J.K. Rowling has yet again highlighted some of her iconic Harry Potter leading ladies in her new collection of e-books. What is a hatstall? If you know this archaic term, called out in Hogwarts: An Incomplete and Unreliable Guide, you know just how important it is for both the history of our favorite school of witchcraft and wizardry and for the young women of the school.
When you break down the word "hatstall," it will give you a good indication of the meaning of the Hogwarts term. What's the most famous hat in all of the wizarding world? The Sorting Hat of course. And stall? A hatstall is the term for a student when the Sorting Hat takes longer than five minutes to deliberate over which they should be placed in. Ahem, it stalls.
Professor Minerva McGonagall is the most famous hatstall. The Sorting Hat debated for a whopping five and a half minutes to determine whether the future Hogwarts headmistress should be placed in Ravenclaw or Gryffindor.
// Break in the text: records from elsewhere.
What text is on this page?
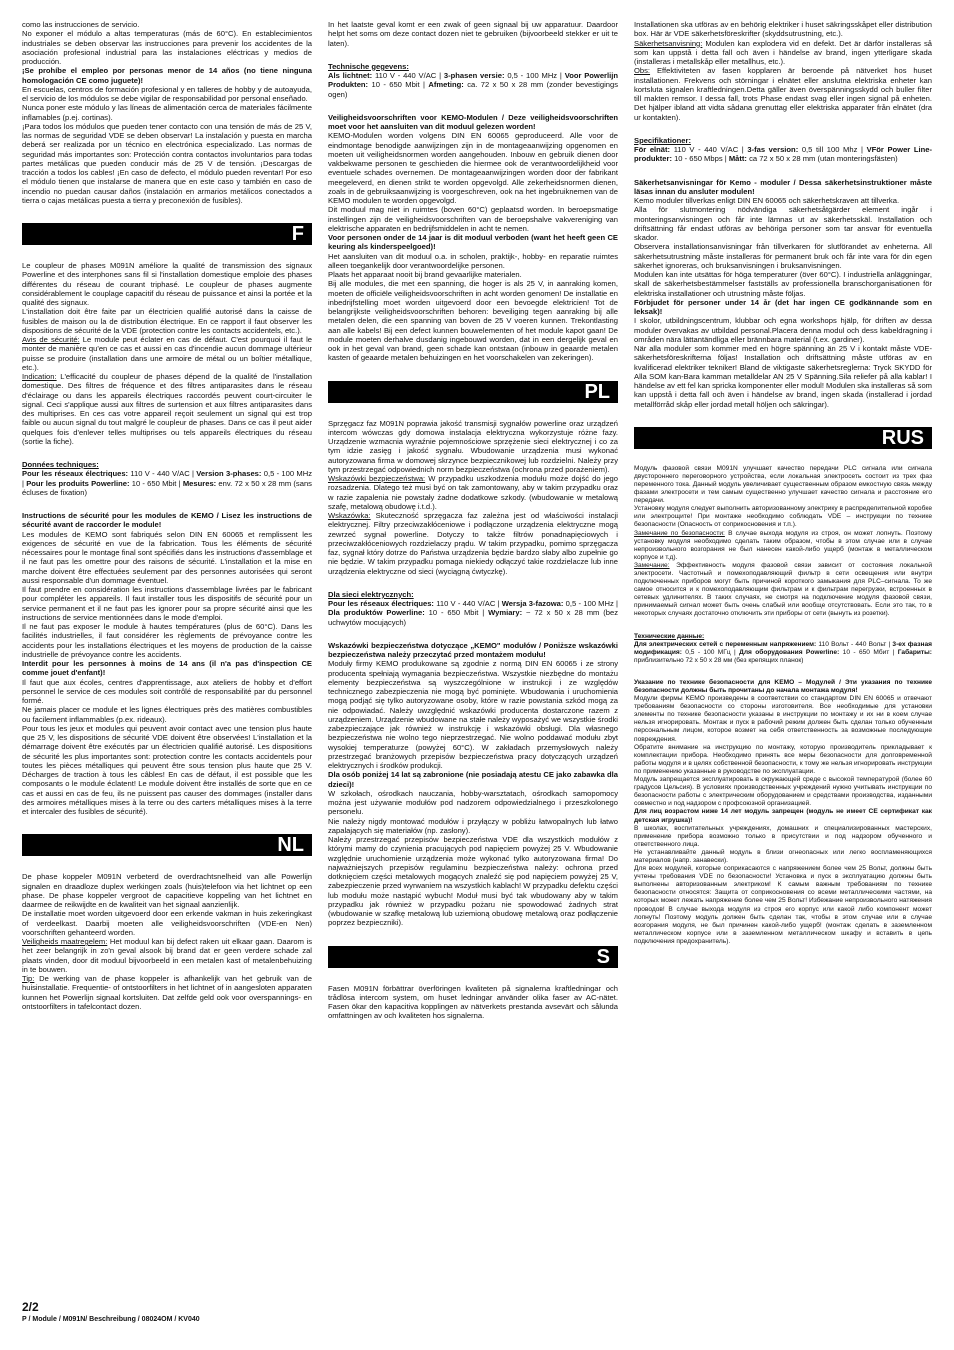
como las instrucciones de servicio.

No exponer el módulo a altas temperaturas (más de 60°C). En establecimientos industriales se deben observar las instrucciones para prevenir los accidentes de la asociación profesional industrial para las instalaciones eléctricas y medios de producción.

¡Se prohíbe el empleo por personas menor de 14 años (no tiene ninguna homologación CE como juguete)!

En escuelas, centros de formación profesional y en talleres de hobby y de autoayuda, el servicio de los módulos se debe vigilar de responsabilidad por personal enseñado.

Nunca poner este módulo y las líneas de alimentación cerca de materiales fácilmente inflamables (p.ej. cortinas).

¡Para todos los módulos que pueden tener contacto con una tensión de más de 25 V, las normas de seguridad VDE se deben observar! La instalación y puesta en marcha deberá ser realizada por un técnico en electrónica especializado. Las normas de seguridad más importantes son: Protección contra contactos involuntarios para todas partes metálicas que pueden conducir más de 25 V de tensión. ¡Descargas de tracción a todos los cables! ¡En caso de defecto, el módulo pueden reventar! Por eso el módulo tienen que instalarse de manera que en este caso y también en caso de incendio no puedan causar daños (instalación en armarios metálicos conectados a tierra o cajas metálicas puesta a tierra y preconexión de fusibles).

F

Le coupleur de phases M091N améliore la qualité de transmission des signaux Powerline et des interphones sans fil si l'installation domestique emploie des phases différentes du réseau de courant triphasé. Le coupleur de phases augmente considérablement le couplage capacitif du réseau de puissance et ainsi la portée et la qualité des signaux.

L'installation doit être faite par un électricien qualifié autorisé dans la caisse de fusibles de maison ou la de distribution électrique. En ce rapport il faut observer les dispositions de sécurité de la VDE (protection contre les contacts accidentels, etc.).

Avis de sécurité: Le module peut éclater en cas de défaut. C'est pourquoi il faut le monter de manière qu'en ce cas et aussi en cas d'incendie aucun dommage ultérieur puisse se produire (installation dans une armoire de métal ou un boîtier métallique, etc.).

Indication: L'efficacité du coupleur de phases dépend de la qualité de l'installation domestique. Des filtres de fréquence et des filtres antiparasites dans le réseau d'éclairage ou dans les appareils électriques raccordés peuvent court-circuiter le signal. Ceci s'applique aussi aux filtres de surtension et aux filtres antiparasites dans des multiprises. En ces cas votre appareil reçoit seulement un signal qui est trop faible ou aucun signal du tout malgré le coupleur de phases. Dans ce cas il peut aider quelques fois d'enlever telles multiprises ou tels appareils électriques du réseau (sortie la fiche).

Données techniques:

Pour les réseaux électriques: 110 V - 440 V/AC | Version 3-phases: 0,5 - 100 MHz | Pour les produits Powerline: 10 - 650 Mbit | Mesures: env. 72 x 50 x 28 mm (sans écluses de fixation)

Instructions de sécurité pour les modules de KEMO / Lisez les instructions de sécurité avant de raccorder le module!

Les modules de KEMO sont fabriqués selon DIN EN 60065 et remplissent les exigences de sécurité en vue de la fabrication. Tous les éléments de sécurité nécessaires pour le montage final sont spécifiés dans les instructions d'assemblage et il ne faut pas les omettre pour des raisons de sécurité. L'installation et la mise en marche doivent être effectuées seulement par des personnes autorisées qui seront aussi responsable d'un dommage éventuel.

Il faut prendre en considération les instructions d'assemblage livrées par le fabricant pour compléter les appareils. Il faut installer tous les dispositifs de sécurité pour un service permanent et il ne faut pas les ignorer pour sa propre sécurité ainsi que les instructions de service mentionnées dans le mode d'emploi.

Il ne faut pas exposer le module à hautes températures (plus de 60°C). Dans les facilités industrielles, il faut considérer les règlements de prévoyance contre les accidents pour les installations électriques et les moyens de production de la caisse industrielle de prévoyance contre les accidents.

Interdit pour les personnes à moins de 14 ans (il n'a pas d'inspection CE comme jouet d'enfant)!

Il faut que aux écoles, centres d'apprentissage, aux ateliers de hobby et d'effort personnel le service de ces modules soit contrôlé de responsabilité par du personnel formé.

Ne jamais placer ce module et les lignes électriques près des matières combustibles ou facilement inflammables (p.ex. rideaux).

Pour tous les jeux et modules qui peuvent avoir contact avec une tension plus haute que 25 V, les dispositions de sécurité VDE doivent être observées! L'installation et la démarrage doivent être exécutés par un électricien qualifié autorisé. Les dispositions de sécurité les plus importantes sont: protection contre les contacts accidentels pour toutes les pièces métalliques qui peuvent être sous tension plus haute que 25 V. Décharges de traction à tous les câbles! En cas de défaut, il est possible que les composants o le module éclatent! Le module doivent être installés de sorte que en ce cas et aussi en cas de feu, ils ne puissent pas causer des dommages (installer dans des armoires métalliques mises à la terre ou des carters métalliques mises à la terre et intercaler des fusibles de sécurité).

NL

De phase koppeler M091N verbeterd de overdrachtsnelheid van alle Powerlijn signalen en draadloze duplex werkingen zoals (huis)telefoon via het lichtnet op een phase. De phase koppeler vergroot de capacitieve koppeling van het lichtnet en daarmee de reikwijdte en de kwaliteit van het signaal aanzienlijk.

De installatie moet worden uitgevoerd door een erkende vakman in huis zekeringkast of verdeelkast. Daarbij moeten alle veiligheidsvoorschriften (VDE-en Nen) voorschriften gehanteerd worden.

Veiligheids maatregelem: Het moduul kan bij defect raken uit elkaar gaan. Daarom is het zeer belangrijk in zo'n geval alsook bij brand dat er geen verdere schade zal plaats vinden, door dit moduul bijvoorbeeld in een metalen kast of metalenbehuizing in te bouwen.

Tip: De werking van de phase koppeler is afhankelijk van het gebruik van de huisinstallatie. Frequentie- of ontstoorfilters in het lichtnet of in aangesloten apparaten kunnen het Powerlijn signaal kortsluiten. Dat zelfde geld ook voor overspannings- en ontstoorfilters in tafelcontact dozen.

In het laatste geval komt er een zwak of geen signaal bij uw apparatuur. Daardoor helpt het soms om deze contact dozen niet te gebruiken (bijvoorbeeld stekker er uit te laten).

Technische gegevens:

Als lichtnet: 110 V - 440 V/AC | 3-phasen versie: 0,5 - 100 MHz | Voor Powerlijn Produkten: 10 - 650 Mbit | Afmeting: ca. 72 x 50 x 28 mm (zonder bevestigings ogen)

Veiligheidsvoorschriften voor KEMO-Modulen / Deze veiligheidsvoorschriften moet voor het aansluiten van dit moduul gelezen worden!

KEMO-Modulen worden volgens DIN EN 60065 geproduceerd. Alle voor de eindmontage benodigde aanwijzingen zijn in de montageaanwijzing opgenomen en moeten uit veiligheidsnormen worden aangehouden. Inbouw en gebruik dienen door vakbekwame personen te geschieden die hiermee ook de verantwoordelijkheid voor eventuele schades overnemen. De montageaanwijzingen worden door der fabrikant meegeleverd, en dienen strikt te worden opgevolgd. Alle zekerheidsnormen dienen, zoals in de gebruiksaanwijzing is voorgeschreven, ook na het ingebruiknemen van de KEMO modulen te worden opgevolgd.

Dit moduul mag niet in ruimtes (boven 60°C) geplaatsd worden. In beroepsmatige instellingen zijn de veiligheidsvoorschriften van de beroepshalve vakvereniging van elektrische apparaten en bedrijfsmiddelen in acht te nemen.

Voor personen onder de 14 jaar is dit moduul verboden (want het heeft geen CE keuring als kinderspeelgoed)!

Het aansluiten van dit moduul o.a. in scholen, praktijk-, hobby- en reparatie ruimtes alleen toegankelijk door verantwoordelijke personen.

Plaats het apparaat nooit bij brand gevaarlijke materialen.

Bij alle modules, die met een spanning, die hoger is als 25 V, in aanraking komen, moeten de officiële veiligheidsvoorschriften in acht worden genomen! De installatie en inbedrijfstelling moet worden uitgevoerd door een bevoegde elektricien! Tot de belangrijkste veiligheidsvoorschriften behoren: beveiliging tegen aanraking bij alle metalen delen, die een spanning van boven de 25 V voeren kunnen. Trekontlasting aan alle kabels! Bij een defect kunnen bouwelementen of het module kapot gaan! De module moeten derhalve dusdanig ingebouwd worden, dat in een dergelijk geval en ook in het geval van brand, geen schade kan ontstaan (inbouw in geaarde metalen kasten of geaarde metalen behuizingen en het voorschakelen van zekeringen).

PL

Sprzęgacz faz M091N poprawia jakość transmisji sygnałów powerline oraz urządzeń intercom wówczas gdy domowa instalacja elektryczna wykorzystuje różne fazy. Urządzenie wzmacnia wyraźnie pojemnościowe sprzężenie sieci elektrycznej i co za tym idzie zasięg i jakość sygnału. Wbudowanie urządzenia musi wykonać autoryzowana firma w domowej skrzynce bezpiecznikowej lub rozdzielni. Należy przy tym przestrzegać odpowiednich norm bezpieczeństwa (ochrona przed porażeniem).

Wskazówki bezpieczeństwa: W przypadku uszkodzenia modułu może dojść do jego rozsadzenia. Dlatego też musi być on tak zamontowany, aby w takim przypadku oraz w razie zapalenia nie powstały żadne dodatkowe szkody. (wbudowanie w metalową szafę, metalową obudowę i.t.d.).

Wskazówka: Skuteczność sprzęgacza faz zależna jest od właściwości instalacji elektrycznej. Filtry przeciwzakłóceniowe i podłączone urządzenia elektryczne mogą zewrzeć sygnał powerline. Dotyczy to także filtrów ponadnapięciowych i przeciwzakłóceniowych rozdzielaczy prądu. W takim przypadku, pomimo sprzęgacza faz, sygnał który dotrze do Państwa urządzenia będzie bardzo słaby albo zupełnie go nie będzie. W takim przypadku pomaga niekiedy odłączyć takie rozdzielacze lub inne urządzenia elektryczne od sieci (wyciągną ćwtyczkę).

Dla sieci elektrycznych:

Pour les réseaux électriques: 110 V - 440 V/AC | Wersja 3-fazowa: 0,5 - 100 MHz | Dla produktów Powerline: 10 - 650 Mbit | Wymiary: ~ 72 x 50 x 28 mm (bez uchwytów mocujących)

Wskazówki bezpieczeństwa dotyczące „KEMO" modułów / Poniższe wskazówki bezpieczeństwa należy przeczytać przed montażem modułu!

Moduły firmy KEMO produkowane są zgodnie z normą DIN EN 60065 i ze strony producenta spełniają wymagania bezpieczeństwa. Wszystkie niezbędne do montażu elementy bezpieczeństwa są wyszczególnione w instrukcji i ze względów technicznego zabezpieczenia nie mogą być pominięte. Wbudowania i uruchomienia mogą podjąć się tylko autoryzowane osoby, które w razie powstania szkód mogą za nie odpowiadać. Należy uwzględnić wskazówki producenta dostarczone razem z urządzeniem. Urządzenie wbudowane na stałe należy wyposażyć we wszystkie środki zabezpieczające jak również w instrukcję i wskazówki obsługi. Dla własnego bezpieczeństwa nie wolno tego nieprzestrzegać. Nie wolno poddawać modułu zbyt wysokiej temperaturze (powyżej 60°C). W zakładach przemysłowych należy przestrzegać branżowych przepisów bezpieczeństwa pracy dotyczących urządzeń elektrycznych i środków produkcji.

Dla osób poniżej 14 lat są zabronione (nie posiadają atestu CE jako zabawka dla dzieci)!

W szkołach, ośrodkach nauczania, hobby-warsztatach, ośrodkach samopomocy można jest używanie modułów pod nadzorem odpowiedzialnego i przeszkolonego personelu.

Nie należy nigdy montować modułów i przyłączy w pobliżu łatwopalnych lub łatwo zapalających się materiałów (np. zasłony).

Należy przestrzegać przepisów bezpieczeństwa VDE dla wszystkich modułów z którymi mamy do czynienia pracujących pod napięciem powyżej 25 V. Wbudowanie względnie uruchomienie urządzenia może wykonać tylko autoryzowana firma! Do najważniejszych przepisów regulaminu bezpieczeństwa należy: ochrona przed dotknięciem części metalowych mogących znaleźć się pod napięciem powyżej 25 V, zabezpieczenie przed wyrwaniem na wszystkich kablach! W przypadku defektu części lub modułu może nastąpić wybuch! Moduł musi być tak wbudowany aby w takim przypadku jak również w przypadku pożaru nie spowodować żadnych strat (wbudowanie w szafkę metalową lub uziemioną obudowę metalową oraz podłączenie poprzez bezpieczniki).

S

Fasen M091N förbättrar överföringen kvaliteten på signalerna kraftledningar och trådlösa intercom system, om huset ledningar använder olika faser av AC-nätet. Fasen ökar den kapacitiva kopplingen av nätverkets prestanda avsevärt och sålunda omfattningen av och kvaliteten hos signalerna.

Installationen ska utföras av en behörig elektriker i huset säkringsskåpet eller distribution box. Här är VDE säkerhetsföreskrifter (skyddsutrustning, etc.).

Säkerhetsanvisning: Modulen kan explodera vid en defekt. Det är därför installeras så som kan uppstå i detta fall och även i händelse av brand, ingen ytterligare skada (installeras i metallskåp eller metallhus, etc.).

Obs: Effektiviteten av fasen kopplaren är beroende på nätverket hos huset installationen. Frekvens och störningar i elnätet eller anslutna elektriska enheter kan kortsluta signalen kraftledningen.Detta gäller även överspänningsskydd och buller filter till makten remsor. I dessa fall, trots Phase endast svag eller ingen signal på enheten. Det hjälper ibland att vidta sådana grenuttag eller elektriska apparater från elnätet (dra ur kontakten).

Specifikationer:

För elnät: 110 V - 440 V/AC | 3-fas version: 0,5 till 100 Mhz | VFör Power Line-produkter: 10 - 650 Mbps | Mått: ca 72 x 50 x 28 mm (utan monteringsfästen)

Säkerhetsanvisningar för Kemo - moduler / Dessa säkerhetsinstruktioner måste läsas innan du ansluter modulen!

Kemo moduler tillverkas enligt DIN EN 60065 och säkerhetskraven att tillverka.

Alla för slutmontering nödvändiga säkerhetsåtgärder element ingår i monteringsanvisningen och får inte lämnas ut av säkerhetsskäl. Installation och driftsättning får endast utföras av behöriga personer som tar ansvar för eventuella skador.

Observera installationsanvisningar från tillverkaren för slutförandet av enheterna. All säkerhetsutrustning måste installeras för permanent bruk och får inte vara för din egen säkerhet ignoreras, och bruksanvisningen i bruksanvisningen.

Modulen kan inte utsättas för höga temperaturer (över 60°C). I industriella anläggningar, skall de säkerhetsbestämmelser fastställs av professionella branschorganisationen för elektriska installationer och utrustning måste följas.

Förbjudet för personer under 14 år (det har ingen CE godkännande som en leksak)!

I skolor, utbildningscentrum, klubbar och egna workshops hjälp, för driften av dessa moduler övervakas av utbildad personal.Placera denna modul och dess kabeldragning i områden nära lättantändliga eller brännbara material (t.ex. gardiner).

När alla moduler som kommer med en högre spänning än 25 V i kontakt måste VDE-säkerhetsföreskrifterna följas! Installation och driftsättning måste utföras av en kvalificerad elektriker tekniker! Bland de viktigaste säkerhetsreglerna: Tryck SKYDD för Alla SOM kan-Bara kamman metalldelar AN 25 V Spänning.Sila reliefer på alla kablar! I händelse av ett fel kan spricka komponenter eller modul! Modulen ska installeras så som kan uppstå i detta fall och även i händelse av brand, ingen skada (installerad i jordad metallförråd skåp eller jordad metall höljen och säkringar).

RUS

Модуль фазовой связи M091N улучшает качество передачи PLC сигнала или сигнала двустороннего переговорного устройства, если локальная электросеть состоит из трех фаз переменного тока. Данный модуль увеличивает существенным образом емкостную связь между фазами электросети и тем самым существенно улучшает качество сигнала и расстояние его передачи.

Установку модуля следует выполнить авторизованному электрику в распределительной коробке или электрощите! При монтаже необходимо соблюдать VDE – инструкции по технике безопасности (Опасность от соприкосновения и т.п.).

Замечание по безопасности: В случае выхода модуля из строя, он может лопнуть. Поэтому установку модуля необходимо сделать таким образом, чтобы в этом случае или в случае непроизвольного возгорания не был нанесен какой-либо ущерб (монтаж в металлическом корпусе и т.д).

Замечание: Эффективность модуля фазовой связи зависит от состояния локальной электросети. Частотный и помехоподавляющий фильтр в сети освещения или внутри подключенных приборов могут быть причиной короткого замыкания для PLC–сигнала. То же самое относится и к помехоподавляющим фильтрам и к фильтрам перегрузки, встроенных в сетевых удлинителях. В таких случаях, не смотря на подключение модуля фазовой связи, принимаемый сигнал может быть очень слабый или вообще отсутствовать. Если это так, то в некоторых случаях достаточно отключить эти приборы от сети (вынуть из розетки).

Технические данные:

Для электрических сетей с переменным напряжением: 110 Вольт - 440 Вольт | 3-ех фазная модификация: 0,5 - 100 МГц | Для оборудования Powerline: 10 - 650 Мбит | Габариты: приблизительно 72 x 50 x 28 мм (без крепящих планок)

Указание по технике безопасности для KEMO – Модулей / Эти указания по технике безопасности должны быть прочитаны до начала монтажа модуля!

Модули фирмы KEMO произведены в соответствии со стандартом DIN EN 60065 и отвечают требованиям безопасности со стороны изготовителя. Все необходимые для установки элементы по технике безопасности указаны в инструкции по монтажу и их ни в коем случае нельзя игнорировать. Монтаж и пуск в рабочий режим должен быть сделан только обученным персональным лицом, которое возмет на себя ответственность за возможные последующие повреждения.

Обратите внимание на инструкцию по монтажу, которую производитель прикладывает к комплектации прибора. Необходимо принять все меры безопасности для долговременной работы модуля и в целях собственной безопасности, к тому же нельзя игнорировать инструкции по применению указанные в руководстве по эксплуатации.

Модуль запрещается эксплуатировать в окружающей среде с высокой температурой (более 60 градусов Цельсия). В условиях производственных учреждений нужно учитывать инструкции по безопасности работы с электрическим оборудованием и средствами производства, изданными совместно и под надзором с профсоюзной организацией.

Для лиц возрастом ниже 14 лет модуль запрещен (модуль не имеет CE сертификат как детская игрушка)!

В школах, воспитательных учреждениях, домашних и специализированных мастерских, применение прибора возможно только в присутствии и под надзором обученного и ответственного лица.

Не устанавливайте данный модуль в близи огнеопасных или легко воспламеняющихся материалов (напр. занавески).

Для всех модулей, которые соприкасаются с напряжением более чем 25 Вольт, должны быть учтены требования VDE по безопасности! Установка и пуск в эксплуатацию должны быть выполнены авторизованным электриком! К самым важным требованиям по технике безопасности относятся: Защита от соприкосновения со всеми металлическими частями, на которых может лежать напряжение более чем 25 Вольт! Избежание непроизвольного натяжения проводов! В случае выхода модуля из строя его корпус или какой либо компонент может лопнуть! Поэтому модуль должен быть сделан так, чтобы в этом случае или в случае возгорания модуля, не был причинен какой-либо ущерб! (монтаж сделать в заземленном металлическом корпусе или в заземленном металлическом шкафу и вставить в цепь подключения предохранитель).

2/2
P / Module / M091N/ Beschreibung / 08024OM / KV040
Spoiler: She went to Gryffindor.
Fellow half-blood Hermione Granger came the closest to join McGonagall as a hatstall, when the hat took nearly four minutes to make the same decision: Gryffindor or Ravenclaw. She, of course, followed in McGonagall's footsteps as a Gryffindor.
Famously, McGonagall's contemporary Peter Pettigrew was also a hatstall. The Sorting Hat (questionably) chose to put Peter in Gryffindor over Slytherin. As Rowling notes in Hogwarts: An Incomplete and Unreliable Guide, "The Sorting Hat, which is infamously stubborn, still refuses to accept that its decision in the case of the [Peter Pettigrew] may have been erroneous, citing the manner in which Pettigrew died as (dubious) evidence."
The other almost-hatstall in Harry Potter's class? The one and only Neville Longbottom. Because a nervous young Neville wanted to be in Hufflepuff over the bravery-touting Gryffindor, the Sorting Hat wrangled with Neville to choose the final house, which of course was Gryffindor.
I'd say he ultimately lived up to the designation.